M. refoulait tellement ses pulsions agressives à l’école qu’il se déchargeait sur ses parents (violence physique et verbale). Au cours d’une de nos réunions, il fut convenu qu’il devait faire du sport, du tennis et de la boxe. Une des obsessions de cet enfant était les définitions des mots : il avait perçu qu’un mot pouvait avoir plusieurs significations et il était terrifié à l’idée de ne pas avoir tous les sens des mots. Il demandait sans cesse à ses parents « qu’est ce que ça veut dire… ? ». Voyant les parents dépassés, je leur proposais de renvoyer M. à son dictionnaire plutôt que de répondre à ses incessantes questions. Un autre problème ne fut jamais résolu avec M. : c’était sa tendance sadique à faire des brochettes avec les poissons vivants de son aquarium. Je lui donnais des cours de renforcement, l’emmenais à des expositions de peinture, au cinéma ou tout simplement prendre un verre. J’en profitais pour lui apprendre à demander poliment les prix et à payer (pour ce qui est de vérifier la monnaie qu’on lui rendait, c’était peine perdue, il ne pouvait pas additionner ou soustraire de tête : problème d’abstraction). Il se sociabilisa au contact des peintres et sportifs qu’il rencontrait. Au théâtre, il était au début souvent assis sur le bord d’un banc regardant les autres du coin de l’œil (très typiquement autistique). Il ne se prêtait que de mauvaise grâce aux exercices (surtout à celui du miroir ou encore de concentration mais aimait particulièrement faire des vocalises). Il avait le rôle d’un oiseau englué de pétrole dans la pièce de théâtre. Il ne sut jamais son texte, aussi bref était il. Par contre, il improvisa une gestuelle pertinente et pleine d’humour qui remplaçait très largement son texte. Je suis de l’avis d’Antonin Artaud lorsqu’il dit : « il semble que le langage des mots doive laisser la place au langage par signe dont l’aspect objectif est ce qui nous frappe immédiatement le mieux ». Et M. parvenait à cet objectif là. Mais ce qui m’a le plus surpris, c’est que le jour de la représentation au Théâtre National de Dakar, M. qui avait mémorisé l’ordre de passage de tous les acteurs (ils étaient trente), se mit à mettre les acteurs par ordre de passage, les réprimandant s’ils bougeaient de place. C’est un bon exemple de l’immuabilité qui prime chez les autistes ainsi que de l’excellente mémoire de cet enfant.
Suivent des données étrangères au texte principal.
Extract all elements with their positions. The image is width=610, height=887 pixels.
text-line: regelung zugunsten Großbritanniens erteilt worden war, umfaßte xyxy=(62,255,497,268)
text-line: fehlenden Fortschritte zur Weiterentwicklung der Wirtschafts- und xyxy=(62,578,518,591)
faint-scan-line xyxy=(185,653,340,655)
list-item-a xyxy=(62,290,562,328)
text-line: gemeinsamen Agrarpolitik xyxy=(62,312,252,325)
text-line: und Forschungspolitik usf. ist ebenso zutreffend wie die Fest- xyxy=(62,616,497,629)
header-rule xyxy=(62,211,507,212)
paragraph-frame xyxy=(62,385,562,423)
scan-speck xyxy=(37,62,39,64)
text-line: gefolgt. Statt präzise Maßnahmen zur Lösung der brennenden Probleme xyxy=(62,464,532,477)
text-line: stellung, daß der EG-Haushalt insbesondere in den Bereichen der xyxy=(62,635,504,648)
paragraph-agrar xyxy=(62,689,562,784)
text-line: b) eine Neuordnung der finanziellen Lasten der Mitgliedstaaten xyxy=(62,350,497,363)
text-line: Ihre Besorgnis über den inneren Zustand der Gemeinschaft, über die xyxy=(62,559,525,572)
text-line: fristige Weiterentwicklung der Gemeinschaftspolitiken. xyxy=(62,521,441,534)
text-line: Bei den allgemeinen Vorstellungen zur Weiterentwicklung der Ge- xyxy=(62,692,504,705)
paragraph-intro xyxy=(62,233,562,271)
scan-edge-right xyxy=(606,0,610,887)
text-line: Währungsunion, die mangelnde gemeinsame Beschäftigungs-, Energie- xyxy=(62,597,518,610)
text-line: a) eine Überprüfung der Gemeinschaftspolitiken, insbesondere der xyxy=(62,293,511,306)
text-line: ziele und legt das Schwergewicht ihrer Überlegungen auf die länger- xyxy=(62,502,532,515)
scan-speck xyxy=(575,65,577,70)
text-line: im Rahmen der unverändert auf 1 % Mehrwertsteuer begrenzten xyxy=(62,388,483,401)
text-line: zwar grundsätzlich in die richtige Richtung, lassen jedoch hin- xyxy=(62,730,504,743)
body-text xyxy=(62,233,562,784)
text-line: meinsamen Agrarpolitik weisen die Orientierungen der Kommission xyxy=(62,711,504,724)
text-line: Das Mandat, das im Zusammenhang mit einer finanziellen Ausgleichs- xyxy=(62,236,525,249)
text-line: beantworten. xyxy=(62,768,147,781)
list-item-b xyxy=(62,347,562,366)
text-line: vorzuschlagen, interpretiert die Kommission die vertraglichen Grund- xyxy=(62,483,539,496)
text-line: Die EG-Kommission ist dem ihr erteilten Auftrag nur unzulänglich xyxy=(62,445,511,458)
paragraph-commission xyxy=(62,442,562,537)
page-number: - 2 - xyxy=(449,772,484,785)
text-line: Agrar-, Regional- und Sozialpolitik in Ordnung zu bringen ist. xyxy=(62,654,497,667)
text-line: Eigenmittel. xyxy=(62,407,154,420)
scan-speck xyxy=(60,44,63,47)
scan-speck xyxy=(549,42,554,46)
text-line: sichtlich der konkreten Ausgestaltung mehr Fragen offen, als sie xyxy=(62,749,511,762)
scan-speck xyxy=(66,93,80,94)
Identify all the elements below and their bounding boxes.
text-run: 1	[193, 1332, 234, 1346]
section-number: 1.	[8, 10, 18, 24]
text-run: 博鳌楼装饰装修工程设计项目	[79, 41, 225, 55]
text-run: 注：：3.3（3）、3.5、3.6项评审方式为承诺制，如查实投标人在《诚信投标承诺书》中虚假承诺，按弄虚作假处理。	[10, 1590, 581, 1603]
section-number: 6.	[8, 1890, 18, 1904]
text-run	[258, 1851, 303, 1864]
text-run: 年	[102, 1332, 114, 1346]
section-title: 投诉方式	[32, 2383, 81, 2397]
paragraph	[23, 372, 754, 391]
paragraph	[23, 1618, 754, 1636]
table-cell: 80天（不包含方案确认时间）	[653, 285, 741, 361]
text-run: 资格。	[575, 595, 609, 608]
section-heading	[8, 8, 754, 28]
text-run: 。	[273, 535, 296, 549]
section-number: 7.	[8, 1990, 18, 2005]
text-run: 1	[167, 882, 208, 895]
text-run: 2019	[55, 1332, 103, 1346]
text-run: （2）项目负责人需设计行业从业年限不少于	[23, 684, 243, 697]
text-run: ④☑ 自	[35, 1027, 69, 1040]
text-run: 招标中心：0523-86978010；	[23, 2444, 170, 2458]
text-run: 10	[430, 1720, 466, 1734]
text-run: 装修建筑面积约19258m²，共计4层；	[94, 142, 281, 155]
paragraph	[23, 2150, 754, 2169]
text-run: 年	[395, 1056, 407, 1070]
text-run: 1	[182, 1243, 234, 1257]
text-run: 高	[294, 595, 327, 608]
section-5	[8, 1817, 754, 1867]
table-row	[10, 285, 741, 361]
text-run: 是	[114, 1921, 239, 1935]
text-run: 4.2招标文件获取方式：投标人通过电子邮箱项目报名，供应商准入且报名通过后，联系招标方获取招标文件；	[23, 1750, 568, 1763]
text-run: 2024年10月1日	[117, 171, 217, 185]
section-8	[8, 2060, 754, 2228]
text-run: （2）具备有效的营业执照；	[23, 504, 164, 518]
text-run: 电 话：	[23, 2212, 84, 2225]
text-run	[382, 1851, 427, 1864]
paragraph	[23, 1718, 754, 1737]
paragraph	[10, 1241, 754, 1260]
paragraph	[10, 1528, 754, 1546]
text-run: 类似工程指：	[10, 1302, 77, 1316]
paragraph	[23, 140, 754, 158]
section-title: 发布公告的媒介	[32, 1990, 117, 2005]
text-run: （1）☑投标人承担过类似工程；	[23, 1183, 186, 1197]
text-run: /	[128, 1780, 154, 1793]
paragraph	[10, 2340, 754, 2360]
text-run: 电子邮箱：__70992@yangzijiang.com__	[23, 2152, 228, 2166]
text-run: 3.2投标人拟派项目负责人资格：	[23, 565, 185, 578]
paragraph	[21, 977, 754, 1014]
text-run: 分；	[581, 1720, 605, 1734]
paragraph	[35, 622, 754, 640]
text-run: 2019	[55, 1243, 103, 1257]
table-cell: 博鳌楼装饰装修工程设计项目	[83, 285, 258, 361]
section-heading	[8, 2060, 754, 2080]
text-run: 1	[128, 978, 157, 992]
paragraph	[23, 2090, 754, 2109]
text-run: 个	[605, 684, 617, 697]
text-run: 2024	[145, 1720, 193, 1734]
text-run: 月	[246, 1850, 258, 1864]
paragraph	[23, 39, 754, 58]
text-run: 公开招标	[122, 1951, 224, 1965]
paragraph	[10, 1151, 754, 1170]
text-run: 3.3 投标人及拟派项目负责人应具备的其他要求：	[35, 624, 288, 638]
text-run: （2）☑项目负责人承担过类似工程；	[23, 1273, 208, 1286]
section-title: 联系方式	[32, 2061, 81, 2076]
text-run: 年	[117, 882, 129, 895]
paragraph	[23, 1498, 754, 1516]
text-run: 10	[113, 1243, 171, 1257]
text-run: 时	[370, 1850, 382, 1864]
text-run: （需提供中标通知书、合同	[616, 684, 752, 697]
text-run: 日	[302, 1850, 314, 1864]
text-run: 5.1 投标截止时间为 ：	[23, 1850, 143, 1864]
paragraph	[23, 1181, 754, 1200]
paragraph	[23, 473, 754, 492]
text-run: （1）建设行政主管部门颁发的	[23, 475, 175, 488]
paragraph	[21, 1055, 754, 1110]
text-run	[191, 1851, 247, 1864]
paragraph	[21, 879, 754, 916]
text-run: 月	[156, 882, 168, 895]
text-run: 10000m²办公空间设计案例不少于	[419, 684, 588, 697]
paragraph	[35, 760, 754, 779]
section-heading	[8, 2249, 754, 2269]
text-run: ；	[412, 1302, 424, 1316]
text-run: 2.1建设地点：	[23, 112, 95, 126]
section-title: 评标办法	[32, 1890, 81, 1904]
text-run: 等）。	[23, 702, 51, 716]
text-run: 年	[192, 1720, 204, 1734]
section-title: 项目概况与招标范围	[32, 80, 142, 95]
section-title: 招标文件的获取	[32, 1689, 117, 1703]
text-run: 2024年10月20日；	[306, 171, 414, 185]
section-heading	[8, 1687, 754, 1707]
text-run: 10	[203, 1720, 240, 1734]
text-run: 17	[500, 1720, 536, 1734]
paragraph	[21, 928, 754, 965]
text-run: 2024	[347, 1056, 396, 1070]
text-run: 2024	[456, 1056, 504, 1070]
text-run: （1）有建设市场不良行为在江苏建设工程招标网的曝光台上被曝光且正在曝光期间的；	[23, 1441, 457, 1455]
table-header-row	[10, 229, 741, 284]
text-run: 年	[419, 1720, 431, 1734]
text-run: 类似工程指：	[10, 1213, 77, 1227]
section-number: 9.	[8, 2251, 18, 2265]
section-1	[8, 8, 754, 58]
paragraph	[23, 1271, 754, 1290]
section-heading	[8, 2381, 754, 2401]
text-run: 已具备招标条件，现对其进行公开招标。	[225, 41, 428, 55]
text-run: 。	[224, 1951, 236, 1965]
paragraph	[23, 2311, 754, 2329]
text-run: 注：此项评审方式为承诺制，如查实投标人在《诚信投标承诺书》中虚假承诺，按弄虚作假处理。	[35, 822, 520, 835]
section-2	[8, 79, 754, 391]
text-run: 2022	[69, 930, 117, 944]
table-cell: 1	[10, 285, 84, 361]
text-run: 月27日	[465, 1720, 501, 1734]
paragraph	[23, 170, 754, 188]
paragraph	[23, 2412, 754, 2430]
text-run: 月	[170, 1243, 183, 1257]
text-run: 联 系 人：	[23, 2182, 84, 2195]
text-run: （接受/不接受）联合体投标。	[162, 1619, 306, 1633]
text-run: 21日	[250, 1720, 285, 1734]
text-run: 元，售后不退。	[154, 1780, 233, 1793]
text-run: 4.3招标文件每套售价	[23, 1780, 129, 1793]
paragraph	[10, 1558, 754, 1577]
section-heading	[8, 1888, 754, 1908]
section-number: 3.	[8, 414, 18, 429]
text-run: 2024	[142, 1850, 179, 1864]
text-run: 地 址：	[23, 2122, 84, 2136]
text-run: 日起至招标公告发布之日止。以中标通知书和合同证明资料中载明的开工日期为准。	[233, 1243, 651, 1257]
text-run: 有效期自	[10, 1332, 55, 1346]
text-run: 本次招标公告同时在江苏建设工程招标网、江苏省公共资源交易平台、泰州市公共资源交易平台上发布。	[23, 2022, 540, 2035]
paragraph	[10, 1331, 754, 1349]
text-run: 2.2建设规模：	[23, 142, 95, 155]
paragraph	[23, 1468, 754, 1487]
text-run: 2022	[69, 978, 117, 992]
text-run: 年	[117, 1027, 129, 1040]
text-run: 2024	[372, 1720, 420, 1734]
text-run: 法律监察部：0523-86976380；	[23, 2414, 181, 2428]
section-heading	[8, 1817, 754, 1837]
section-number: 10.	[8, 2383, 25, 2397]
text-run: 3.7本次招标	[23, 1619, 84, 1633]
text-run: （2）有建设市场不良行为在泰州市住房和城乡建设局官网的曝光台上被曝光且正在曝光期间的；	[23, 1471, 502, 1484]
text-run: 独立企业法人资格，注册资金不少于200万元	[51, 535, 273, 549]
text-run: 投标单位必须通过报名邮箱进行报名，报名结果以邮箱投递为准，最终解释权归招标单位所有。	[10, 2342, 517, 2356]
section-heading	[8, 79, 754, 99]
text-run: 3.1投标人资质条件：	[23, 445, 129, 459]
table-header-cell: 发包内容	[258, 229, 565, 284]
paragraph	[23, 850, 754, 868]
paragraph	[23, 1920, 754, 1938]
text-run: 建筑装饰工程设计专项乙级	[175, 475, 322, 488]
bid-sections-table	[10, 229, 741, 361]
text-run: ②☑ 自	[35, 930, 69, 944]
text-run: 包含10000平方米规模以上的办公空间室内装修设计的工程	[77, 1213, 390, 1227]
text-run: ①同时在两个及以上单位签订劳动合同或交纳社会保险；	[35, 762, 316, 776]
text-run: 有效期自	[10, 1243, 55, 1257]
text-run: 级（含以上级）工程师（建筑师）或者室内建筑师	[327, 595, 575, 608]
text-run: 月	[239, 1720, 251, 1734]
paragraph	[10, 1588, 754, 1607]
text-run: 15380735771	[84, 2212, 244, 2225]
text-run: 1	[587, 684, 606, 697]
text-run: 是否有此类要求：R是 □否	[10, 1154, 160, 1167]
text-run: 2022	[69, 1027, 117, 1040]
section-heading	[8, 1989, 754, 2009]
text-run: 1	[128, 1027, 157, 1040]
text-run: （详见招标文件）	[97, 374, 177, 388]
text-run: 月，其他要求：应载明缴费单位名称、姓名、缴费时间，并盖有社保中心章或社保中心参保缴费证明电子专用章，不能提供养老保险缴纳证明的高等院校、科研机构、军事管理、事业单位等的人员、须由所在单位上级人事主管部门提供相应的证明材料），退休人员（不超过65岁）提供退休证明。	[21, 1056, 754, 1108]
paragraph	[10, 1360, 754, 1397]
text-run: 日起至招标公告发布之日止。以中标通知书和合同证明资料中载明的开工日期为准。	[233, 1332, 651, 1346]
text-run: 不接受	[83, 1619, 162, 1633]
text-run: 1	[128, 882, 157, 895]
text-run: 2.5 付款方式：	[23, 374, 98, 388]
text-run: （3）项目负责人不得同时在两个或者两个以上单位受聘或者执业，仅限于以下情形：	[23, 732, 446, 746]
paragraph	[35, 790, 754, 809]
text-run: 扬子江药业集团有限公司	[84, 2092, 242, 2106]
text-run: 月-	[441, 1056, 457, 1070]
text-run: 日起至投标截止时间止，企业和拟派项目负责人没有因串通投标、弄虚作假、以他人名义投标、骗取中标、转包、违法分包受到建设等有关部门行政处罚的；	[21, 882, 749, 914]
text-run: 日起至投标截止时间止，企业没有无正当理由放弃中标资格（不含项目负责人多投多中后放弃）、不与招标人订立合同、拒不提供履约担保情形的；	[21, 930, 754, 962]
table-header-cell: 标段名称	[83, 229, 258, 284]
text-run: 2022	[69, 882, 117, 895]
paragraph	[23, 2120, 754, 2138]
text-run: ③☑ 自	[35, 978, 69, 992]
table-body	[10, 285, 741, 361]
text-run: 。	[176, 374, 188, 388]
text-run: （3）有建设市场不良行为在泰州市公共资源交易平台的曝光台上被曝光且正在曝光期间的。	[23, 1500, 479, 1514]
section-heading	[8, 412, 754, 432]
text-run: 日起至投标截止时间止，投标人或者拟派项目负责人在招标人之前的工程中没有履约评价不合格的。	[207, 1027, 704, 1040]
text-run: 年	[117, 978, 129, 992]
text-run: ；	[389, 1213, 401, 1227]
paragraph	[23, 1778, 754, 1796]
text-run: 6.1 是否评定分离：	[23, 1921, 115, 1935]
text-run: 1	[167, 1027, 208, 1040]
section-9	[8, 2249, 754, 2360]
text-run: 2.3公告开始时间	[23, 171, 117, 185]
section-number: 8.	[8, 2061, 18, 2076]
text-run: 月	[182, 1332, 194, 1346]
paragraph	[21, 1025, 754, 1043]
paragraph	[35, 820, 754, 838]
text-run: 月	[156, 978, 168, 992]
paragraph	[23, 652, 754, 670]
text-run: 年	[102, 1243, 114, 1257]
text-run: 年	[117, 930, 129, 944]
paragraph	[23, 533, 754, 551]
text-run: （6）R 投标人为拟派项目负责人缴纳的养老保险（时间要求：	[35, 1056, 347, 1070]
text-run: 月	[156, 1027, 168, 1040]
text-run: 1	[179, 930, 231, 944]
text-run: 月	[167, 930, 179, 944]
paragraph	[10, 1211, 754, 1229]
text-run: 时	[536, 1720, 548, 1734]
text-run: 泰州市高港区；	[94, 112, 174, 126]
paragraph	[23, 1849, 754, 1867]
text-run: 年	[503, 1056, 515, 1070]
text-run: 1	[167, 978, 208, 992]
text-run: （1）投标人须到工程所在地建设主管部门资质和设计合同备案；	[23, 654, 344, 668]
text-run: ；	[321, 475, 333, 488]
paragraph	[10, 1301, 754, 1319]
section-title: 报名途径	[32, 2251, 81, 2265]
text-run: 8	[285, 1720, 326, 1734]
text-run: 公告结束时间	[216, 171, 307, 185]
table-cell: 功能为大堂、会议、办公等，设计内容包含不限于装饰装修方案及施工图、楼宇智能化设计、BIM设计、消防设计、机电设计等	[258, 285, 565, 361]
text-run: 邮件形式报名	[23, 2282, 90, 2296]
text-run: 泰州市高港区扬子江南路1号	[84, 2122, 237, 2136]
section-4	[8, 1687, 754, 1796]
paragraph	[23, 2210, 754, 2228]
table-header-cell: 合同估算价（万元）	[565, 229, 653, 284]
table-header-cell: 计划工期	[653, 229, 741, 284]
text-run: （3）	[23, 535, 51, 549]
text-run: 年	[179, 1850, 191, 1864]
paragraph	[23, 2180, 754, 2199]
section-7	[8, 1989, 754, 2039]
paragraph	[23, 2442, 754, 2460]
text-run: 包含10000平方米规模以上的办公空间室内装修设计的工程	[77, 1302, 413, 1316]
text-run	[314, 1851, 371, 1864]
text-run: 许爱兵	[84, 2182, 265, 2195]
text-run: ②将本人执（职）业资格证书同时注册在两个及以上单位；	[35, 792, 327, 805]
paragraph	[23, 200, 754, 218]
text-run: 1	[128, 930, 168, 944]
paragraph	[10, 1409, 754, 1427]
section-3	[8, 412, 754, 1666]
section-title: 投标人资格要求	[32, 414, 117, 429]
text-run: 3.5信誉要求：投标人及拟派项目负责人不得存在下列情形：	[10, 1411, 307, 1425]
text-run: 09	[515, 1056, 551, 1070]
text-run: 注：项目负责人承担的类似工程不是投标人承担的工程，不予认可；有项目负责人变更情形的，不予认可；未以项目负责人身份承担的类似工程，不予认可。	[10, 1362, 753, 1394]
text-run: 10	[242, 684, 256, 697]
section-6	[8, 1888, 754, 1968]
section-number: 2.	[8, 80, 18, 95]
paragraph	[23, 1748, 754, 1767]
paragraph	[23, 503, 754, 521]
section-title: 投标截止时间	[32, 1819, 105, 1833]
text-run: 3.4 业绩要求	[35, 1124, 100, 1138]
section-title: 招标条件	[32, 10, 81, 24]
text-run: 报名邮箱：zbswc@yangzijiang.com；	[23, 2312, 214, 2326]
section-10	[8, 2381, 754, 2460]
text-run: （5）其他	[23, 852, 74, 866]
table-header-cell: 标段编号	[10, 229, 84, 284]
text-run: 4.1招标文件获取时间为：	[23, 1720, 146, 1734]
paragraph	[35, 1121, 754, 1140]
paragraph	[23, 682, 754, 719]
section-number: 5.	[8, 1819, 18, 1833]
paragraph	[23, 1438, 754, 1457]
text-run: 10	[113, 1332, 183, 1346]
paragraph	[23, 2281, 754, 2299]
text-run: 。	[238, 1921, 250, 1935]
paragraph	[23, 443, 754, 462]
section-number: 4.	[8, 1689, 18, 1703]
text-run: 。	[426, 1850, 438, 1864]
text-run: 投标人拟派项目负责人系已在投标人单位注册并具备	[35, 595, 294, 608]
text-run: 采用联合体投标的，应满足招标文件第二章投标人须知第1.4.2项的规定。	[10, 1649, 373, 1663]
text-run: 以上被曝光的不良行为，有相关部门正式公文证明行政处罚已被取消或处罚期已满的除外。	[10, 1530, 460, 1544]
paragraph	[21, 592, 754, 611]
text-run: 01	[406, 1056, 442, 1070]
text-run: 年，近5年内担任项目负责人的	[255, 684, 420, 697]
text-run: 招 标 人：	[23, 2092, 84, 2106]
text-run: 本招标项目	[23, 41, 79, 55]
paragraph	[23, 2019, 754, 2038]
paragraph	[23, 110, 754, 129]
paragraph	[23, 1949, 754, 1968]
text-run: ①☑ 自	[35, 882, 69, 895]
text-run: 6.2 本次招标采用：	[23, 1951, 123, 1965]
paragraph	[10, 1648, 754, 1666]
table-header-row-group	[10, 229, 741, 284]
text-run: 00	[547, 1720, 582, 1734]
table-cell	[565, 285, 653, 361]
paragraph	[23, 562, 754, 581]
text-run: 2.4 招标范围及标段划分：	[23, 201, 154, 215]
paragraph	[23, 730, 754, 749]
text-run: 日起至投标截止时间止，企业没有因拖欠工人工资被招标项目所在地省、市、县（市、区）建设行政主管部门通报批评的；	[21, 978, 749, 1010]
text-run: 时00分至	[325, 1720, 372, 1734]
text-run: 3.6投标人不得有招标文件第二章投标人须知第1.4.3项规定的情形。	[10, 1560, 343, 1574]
Le théâtre et la rencontre avec d’autres artistes ont aidé M. à se sociabiliser ainsi qu’à s’exprimer corporellement et donc à être plus libre dans ses gestes. Il évoluait dans un environnement très favorable : ses parents l’emmenaient partout, il était suivi par une équipe pluridisciplinaire en collaboration permanente. Au bout de ses deux années de prise en charge, M. pouvait avoir une conversation cohérente, n’était plus violent avec ses parents, et a pu intégrer l’école américaine de Dakar.